The countries in question are those included in the State Department's list of terrorism-sponsoring countries (Iran, Sudan, and Syria), those designated by the Department of Homeland Security as countries of concern (Libya, Somalia, and Yemen), and Iraq, which is specially designated in the Visa Waiver Program Improvement and Terrorist Travel Prevention Act of 2015, the law from which the executive order gets its list of barred countries. (Syria is specially designated too, but it’s already banned due to the terrorism list.) 
That law simply limited travel from countries whose residents normally don't need a visa to visit the US (which tend to be rich countries like the UK, France, and Germany) if they had previously traveled to a country of concern, like Iran or Yemen or Iraq. Trump's executive order uses that list and bars all immigration from those countries outright. 
As this ban is being implemented, the secretary of homeland security, along with the secretary of state and director of national intelligence, is instructed to evaluate which countries do and don't provide enough information about visa applicants for the US to vet them for terrorism risk. Any countries that don't provide enough information, according to the secretary of homeland security, will be given 60 days to start doing so. After those 60 days, the secretary of homeland security will provide to the president a list of any countries still judged to not be providing enough information. The president will then issue a proclamation prohibiting nationals of those countries from entering the United States. This list will replace the one based on the 2015 law.
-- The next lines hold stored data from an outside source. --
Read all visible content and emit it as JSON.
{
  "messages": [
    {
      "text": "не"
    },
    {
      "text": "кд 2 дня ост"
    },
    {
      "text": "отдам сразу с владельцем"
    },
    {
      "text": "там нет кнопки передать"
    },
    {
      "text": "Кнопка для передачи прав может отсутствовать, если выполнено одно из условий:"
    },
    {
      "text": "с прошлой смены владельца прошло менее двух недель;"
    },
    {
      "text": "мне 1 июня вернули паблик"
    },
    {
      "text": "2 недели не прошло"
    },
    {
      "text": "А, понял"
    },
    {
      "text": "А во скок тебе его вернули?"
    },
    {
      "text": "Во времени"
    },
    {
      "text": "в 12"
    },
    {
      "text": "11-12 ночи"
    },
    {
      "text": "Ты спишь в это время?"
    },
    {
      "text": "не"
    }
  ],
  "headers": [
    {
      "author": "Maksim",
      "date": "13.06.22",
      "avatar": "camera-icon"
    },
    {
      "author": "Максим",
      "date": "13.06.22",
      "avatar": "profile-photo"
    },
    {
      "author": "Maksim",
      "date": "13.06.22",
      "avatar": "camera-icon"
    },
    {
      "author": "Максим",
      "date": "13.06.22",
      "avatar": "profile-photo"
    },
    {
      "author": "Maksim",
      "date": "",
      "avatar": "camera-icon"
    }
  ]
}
That's just the first order, widely expected today:  A moratorium on all refugees, a revocation of visas from selected countries (even spouses of US citizens) and a complete ban on entry from these countries starting on or about March 1.  It's madness and the list omits Saudi Arabia, where the 9/11 attackers were based, and this list will only grow.

And that's just the start.

Another apparent order draft, titled “Ending unconstitutional executive amnesties,” would end a major Obama program that has effectively protected more than 740,000 unauthorized immigrants from deportation since 2012. 
This program — Deferred Action for Childhood Arrivals, or DACA — was aimed at people who came to the US when they were younger than 16 years old, who either had pursued or were pursuing education and had no felony convictions, among other conditions. It let them get temporary protection from deportation and permits to work in the US. 
But the order would end the DACA program. Now, it says that work permits already issued under the program will remain valid. However, these permits are all already set to expire at some point in the next two years, and once they expire, they will not be renewed, according to the order. Starting very soon, a trickle of immigrants would start to lose their DACA protections — and by January 2019, barring a policy reversal or an act of Congress, all of them would. 
Even while still protected by DACA, the order says, the government will not grant them “advance parole.” That means that should they leave the country, they would not be allowed to return. 
Finally, this draft order would also put the nail in the coffin of Obama’s 2014 attempt to extend that program to cover a broader group of unauthorized immigrants — DAPA — which had already been blocked in court. All in all, if implemented, the order would roll back President Obama’s most significant legacy on immigration.

In other words, the Trump regime is planning to take information on three-quarters of a million people and almost certainly use it to start rounding them up and deporting them.  Between this and the sanctuary city order yesterday, the path of mass deportations is very painfully clear here.

The other two orders are designed to limit legal immigration into the US, the first by completely changing the way L1 and H1-B visas work, and to crack down on foreign students at US colleges and universities, and the second would deny public government services to undocumented immigrants and to anyone on visas and deport them if they are receiving any government benefits whatsoever.

In other words, the US is closing its doors over the next few days.  This is not the America I grew up in anymore.